Antony Tinker, Sales and Marketing Director for Kent-based change consultancy Innovative Edge, knows a bit about how to ensure that projects are linked to programmes and upwards to business strategy. After all, it's what his company does.

'As we are all about aligning people and strategy a big part of our exploration phase when we work with new clients is to understand their business strategy,' he says. 'If their strategy is clear and understood we will link everything we do to it, or parts of it. If it is ambiguous, not understood or not believed then we will propose a solution to address this.'

The exploration phase is where Antony and his team sit with the client and establish what project benefits they want to see. They spend a lot of time carrying out one-to-one interviews, exploring the commercial background and the company culture, asking about the rational and emotional issues and trying to get to the bottom of the benefits the company wants to realise. 'By identifying their pain points and having a discussion they can begin to articulate how life would be different (better!) without those pain points,' he explains.
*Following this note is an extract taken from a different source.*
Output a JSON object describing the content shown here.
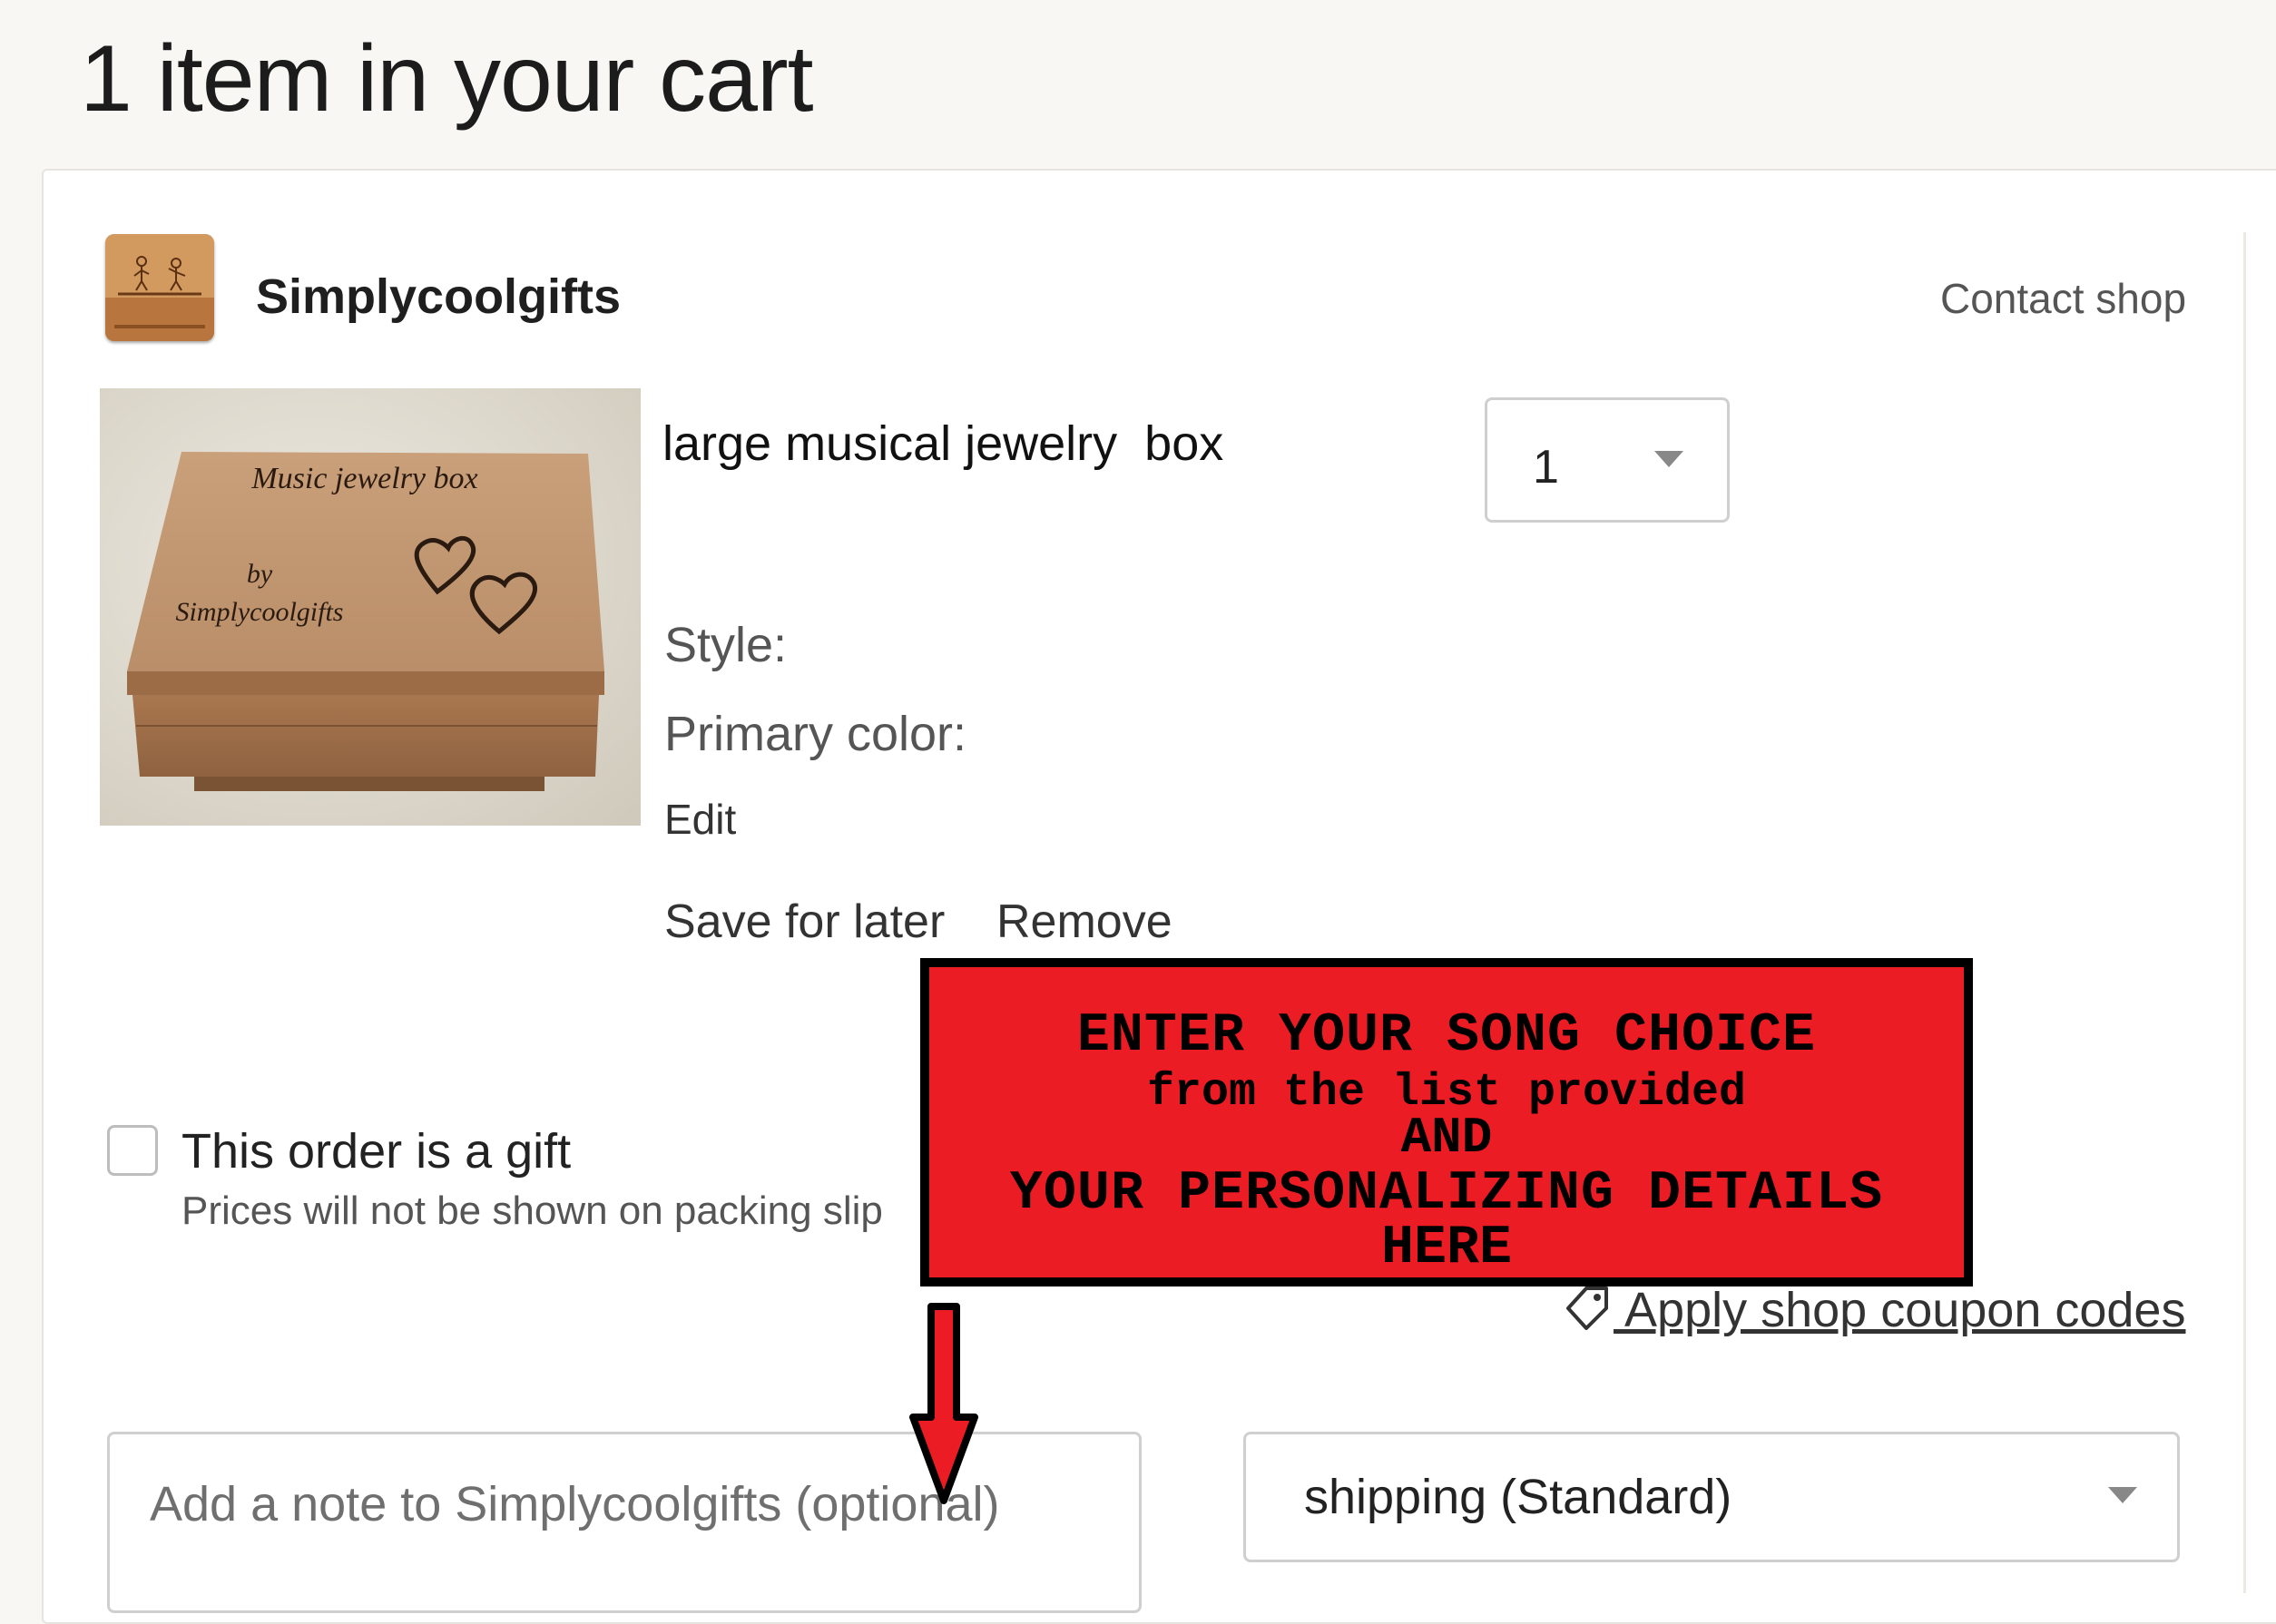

Once the benefits have been established, they can be delivered through a project, or series of projects. However, each project still needs to link to a programme of work and the overall corporate strategy. 'When we present our proposal back to the client we cover off the features and the benefits of carrying out our proposed project plan. As we design every intervention bespoke for each client this is relatively easy to convey, and very authentic,' he says. 'Authenticity is vital. If you say it's about them then make sure it is. They'll see through fake words and actions very quickly.'

He is also prepared for things to change, as they often do on projects. 'You should be open minded – as should the client – to evolve your plans as you work through the project, as long as you remain dedicated to genuinely helping them achieve their objectives and goals,' he says. 'Inherently therefore everything is linked, no matter what changes, and we can demonstrate this.'

Antony believes that linking benefits, projects, programmes and corporate strategy results in better alignment between individuals and the company goals, happier teams and a positive impact on financial results.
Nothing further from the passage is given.